The fact that Business E-mail Compromise is not just a theoretical problem becomes clear to us at TUD-CERT every day as we process incoming reports. In order to curb these fraud attempts, we block the sender e-mail addresses used by criminals as quickly as possible, but we are heavily dependent on your support. Unfortunately, fraud attempts are sometimes successful, which usually results in financial losses for those affected. We know from other universities that we are not the only ones to be confronted with such cases.

If you’re curious what dangers lurk in a reply to such malicious e-mails and how exactly the criminals proceed, we have prepared a graphic example of a case that occurred at TU Dresden in November 2023. The communication is anonymized and the victim’s messages have been rephrased, but the criminals’ incoming messages have not been changed.

12:10
12:12
12:13
12:15
12:18
12:19
12:23
12:30
12:46
12:53
12:57
13:02
13:05
13:37
13:57

Fortunately, the criminals’ greed was their undoing and the victim broke off communication right in time due to growing skepticism.

Report

How to report phishing attacks to minimise the threat.

If an E-Mail seems strange to you, please forward it to TUD-CERT. We evaluate them and initiate countermeasures if necessary. This way, we can reduce the risks of phishing e-mails, take phishing websites offline at an early stage and analyze malware distributed via E-Mail.

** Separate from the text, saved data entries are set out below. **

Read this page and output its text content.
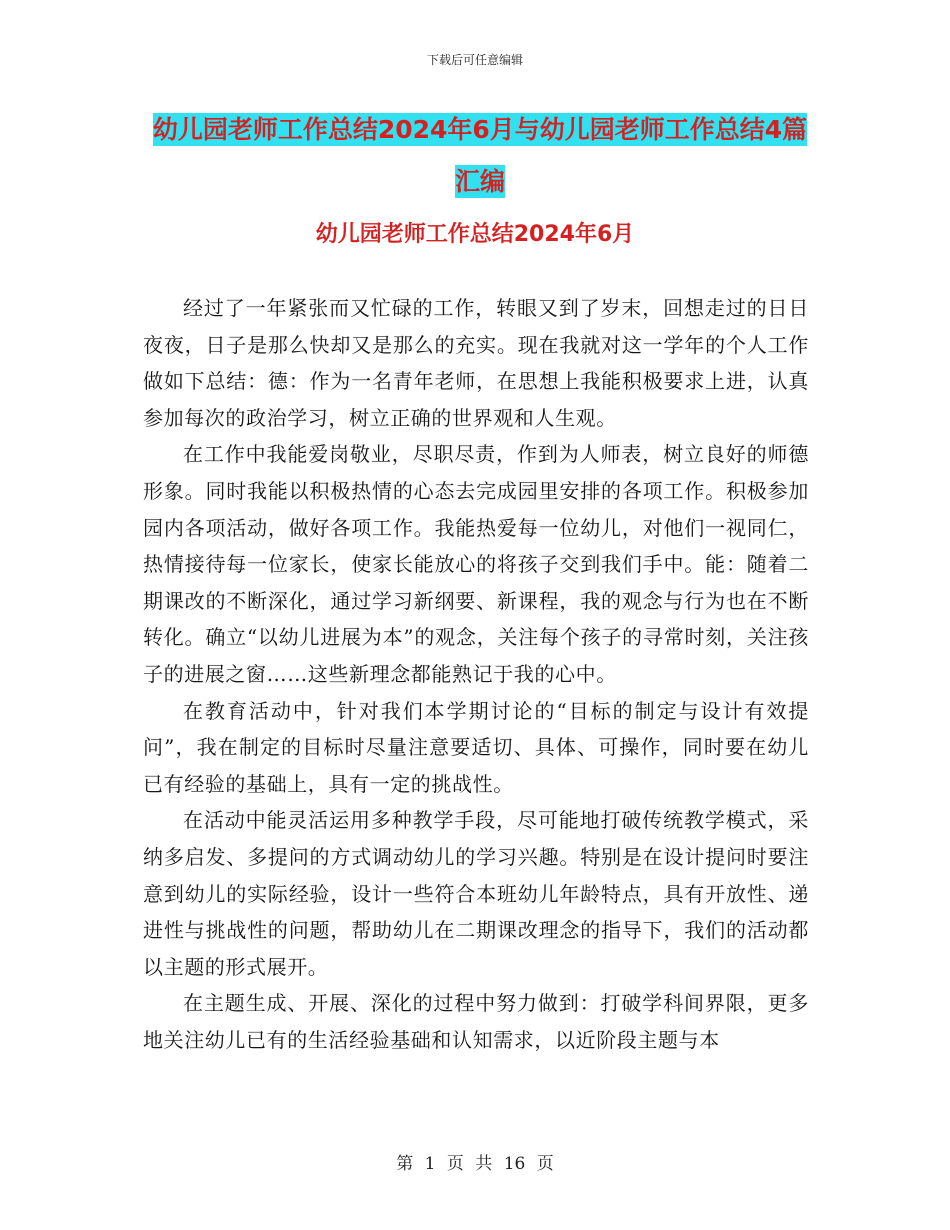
下载后可任意编辑
幼儿园老师工作总结2024年6月与幼儿园老师工作总结4篇汇编
幼儿园老师工作总结2024年6月

经过了一年紧张而又忙碌的工作，转眼又到了岁末，回想走过的日日夜夜，日子是那么快却又是那么的充实。现在我就对这一学年的个人工作做如下总结：德：作为一名青年老师，在思想上我能积极要求上进，认真参加每次的政治学习，树立正确的世界观和人生观。

在工作中我能爱岗敬业，尽职尽责，作到为人师表，树立良好的师德形象。同时我能以积极热情的心态去完成园里安排的各项工作。积极参加园内各项活动，做好各项工作。我能热爱每一位幼儿，对他们一视同仁，热情接待每一位家长，使家长能放心的将孩子交到我们手中。能：随着二期课改的不断深化，通过学习新纲要、新课程，我的观念与行为也在不断转化。确立“以幼儿进展为本”的观念，关注每个孩子的寻常时刻，关注孩子的进展之窗……这些新理念都能熟记于我的心中。

在教育活动中，针对我们本学期讨论的“目标的制定与设计有效提问”，我在制定的目标时尽量注意要适切、具体、可操作，同时要在幼儿已有经验的基础上，具有一定的挑战性。

在活动中能灵活运用多种教学手段，尽可能地打破传统教学模式，采纳多启发、多提问的方式调动幼儿的学习兴趣。特别是在设计提问时要注意到幼儿的实际经验，设计一些符合本班幼儿年龄特点，具有开放性、递进性与挑战性的问题，帮助幼儿在二期课改理念的指导下，我们的活动都以主题的形式展开。

在主题生成、开展、深化的过程中努力做到：打破学科间界限，更多地关注幼儿已有的生活经验基础和认知需求，以近阶段主题与本

第 1 页 共 16 页
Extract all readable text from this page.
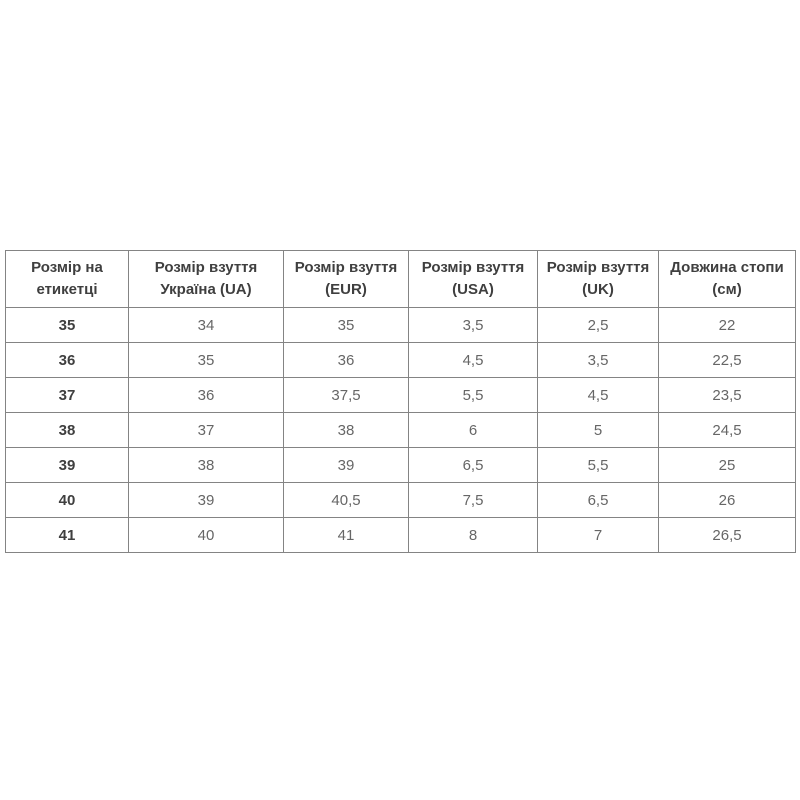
Розмір на етикетці	Розмір взуття Україна (UA)	Розмір взуття (EUR)	Розмір взуття (USA)	Розмір взуття (UK)	Довжина стопи (см)
35	34	35	3,5	2,5	22
36	35	36	4,5	3,5	22,5
37	36	37,5	5,5	4,5	23,5
38	37	38	6	5	24,5
39	38	39	6,5	5,5	25
40	39	40,5	7,5	6,5	26
41	40	41	8	7	26,5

Currently we provide phishing reporting plugins for Microsoft Outlook and Mozilla Thunderbird, which can be used to submit questionable E-Mails to TUD-CERT with just a single click. For further details, please take a look at our installation and operating instructions. Alternatively, if you use E-Mail client software for which no reporting plugin is available, you can forward suspicious E-Mails directly to us via cert-meldung@mailbox.tu-dresden.de, ideally in raw format with complete header data. Please note that we will process all reports promptly, but will only get back to you if there are any follow-up questions.

Microsoft Outlook

The phishing report plugin for Outlook adds a button to the ribbon bar to report the currently selected E-Mail directly to TUD-CERT.

Screenshot of the Outlook plugin in use

Below you can download the plugin directly, for details please consult our installation and operating instructions.

Mozilla Thunderbird

Our phishing reporting plugin for Mozilla Thunderbird adds a report button to the message area, which can be used to report the currently displayed E-Mail directly to the TUD-CERT.

Screenshot of the Thunderbird plugin in use

The plugin can be installed directly from Thunderbird via the official Mozilla Add-On Website. For details please consult our installation and operating instructions. The Thunderbird plugin is available under an open source license, further development can be tracked in the associated repository on GitHub.